Refinement/dependent type systems

  • Even fancier type systems
  • The dream: use types to encode full spec
    • “This function returns a sorted list”
    • “This function finds the minimum element”
    • “This function correctly compiles C to assembly”
  • … and have the compiler check it for you
  • Currently: very hard to use

Session types

  • Types for communicating processes
    • Closely related to process calculus
  • Ensure that sender/receiver on same page
    • Avoid deadlocks, wrong messages, etc.
  • Long studied, not yet mature

Richer patterns

  • Pattern matching is nice, once you get used to it
  • Currently pretty basic: name different parts of data
  • Fancier matching behavior?
    • Match the first non-zero element in list
    • Match the last even number, or fail

Cost/resource analysis

  • Fancier types for time and space
    • Describe how long function takes to run
    • Describe how much space function uses
  • Catch space leaks, or rare worst-cases

Formalization

  • Languages are still implemented first
  • Later on: people try to formalize (sometimes)
  • Time and time again: serious design flaws
    • Compilers don’t correctly compile
    • Ambiguous or unclear desired behavior
    • Type systems that don’t guarantee safety
  • Currently: formalization is very expensive

New kinds of hardware

  • Not just programming a CPU anymore
    • GPU, TPU, custom chips, etc.
  • How to program these very-different platforms?
    • Would like to write just one program

What else is in PL?

Implementation (CS 536/701)

  • How to implement languages?
    • How do interpreters and compilers work?
  • How to make programs go fast?
    • Compiler optimizations? JITs?
  • How to make compilers go fast?
    • Incremental compilation?
  • How to implement functional languages?
  • How does type checking and type inference work?

Verification (CS 703/704)

  • What can even fancier type systems do?
  • How to use automated solvers to verify programs?
    • SMT and Horn solvers?
    • Model checking?
  • How to verify imperative programs?
  • How to verify program correctness
    • At run time? Contracts and dynamic analyses
    • At compile time?
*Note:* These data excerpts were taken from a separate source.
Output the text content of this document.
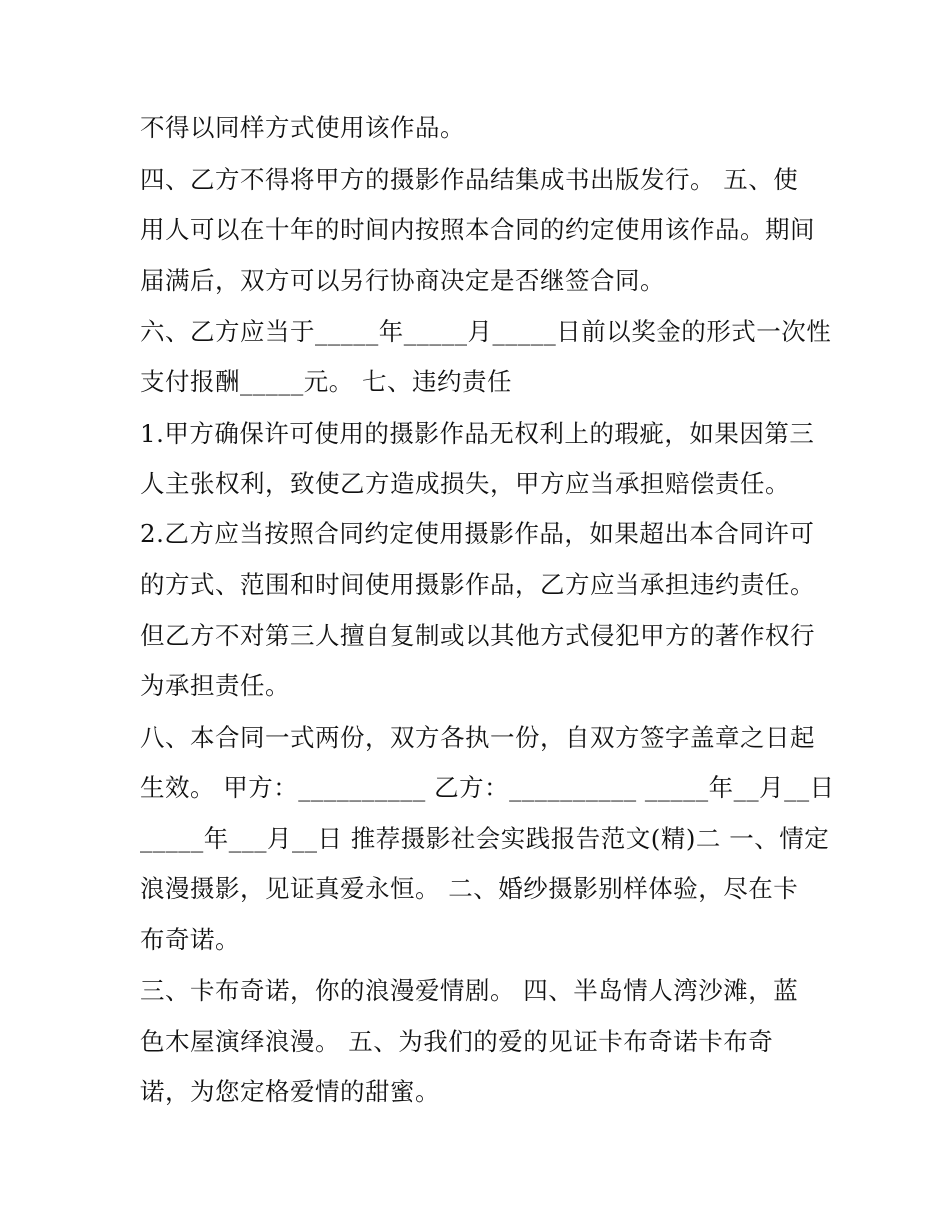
不得以同样方式使用该作品。
四、乙方不得将甲方的摄影作品结集成书出版发行。 五、使
用人可以在十年的时间内按照本合同的约定使用该作品。期间
届满后，双方可以另行协商决定是否继签合同。
六、乙方应当于_____年_____月_____日前以奖金的形式一次性
支付报酬_____元。 七、违约责任
1.甲方确保许可使用的摄影作品无权利上的瑕疵，如果因第三
人主张权利，致使乙方造成损失，甲方应当承担赔偿责任。
2.乙方应当按照合同约定使用摄影作品，如果超出本合同许可
的方式、范围和时间使用摄影作品，乙方应当承担违约责任。
但乙方不对第三人擅自复制或以其他方式侵犯甲方的著作权行
为承担责任。
八、本合同一式两份，双方各执一份，自双方签字盖章之日起
生效。 甲方：__________ 乙方：__________ _____年__月__日
_____年___月__日 推荐摄影社会实践报告范文(精)二 一、情定
浪漫摄影，见证真爱永恒。 二、婚纱摄影别样体验，尽在卡
布奇诺。
三、卡布奇诺，你的浪漫爱情剧。 四、半岛情人湾沙滩，蓝
色木屋演绎浪漫。 五、为我们的爱的见证卡布奇诺卡布奇
诺，为您定格爱情的甜蜜。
Abstract interpretation

Synthesis (CS 703)

  • How to write programs automatically?
  • How to guide solvers to find correct programs?
  • How to do machine learning on open source code?

Semantics (CS 704)

  • How to give a more realistic operational semantics?
    • With a stack, control, etc.
  • How to model concurrency mathematically?
    • Process calculus, Petri nets, …
  • How to model memory on multicore machines?
    • Weak memory models
  • How to design languages for mathematical proofs?
    • Theorem provers and dependent type theories
  • How to model programs more mathematically?
    • Denotational semantics

That’s all, folks: Remember to do course evals!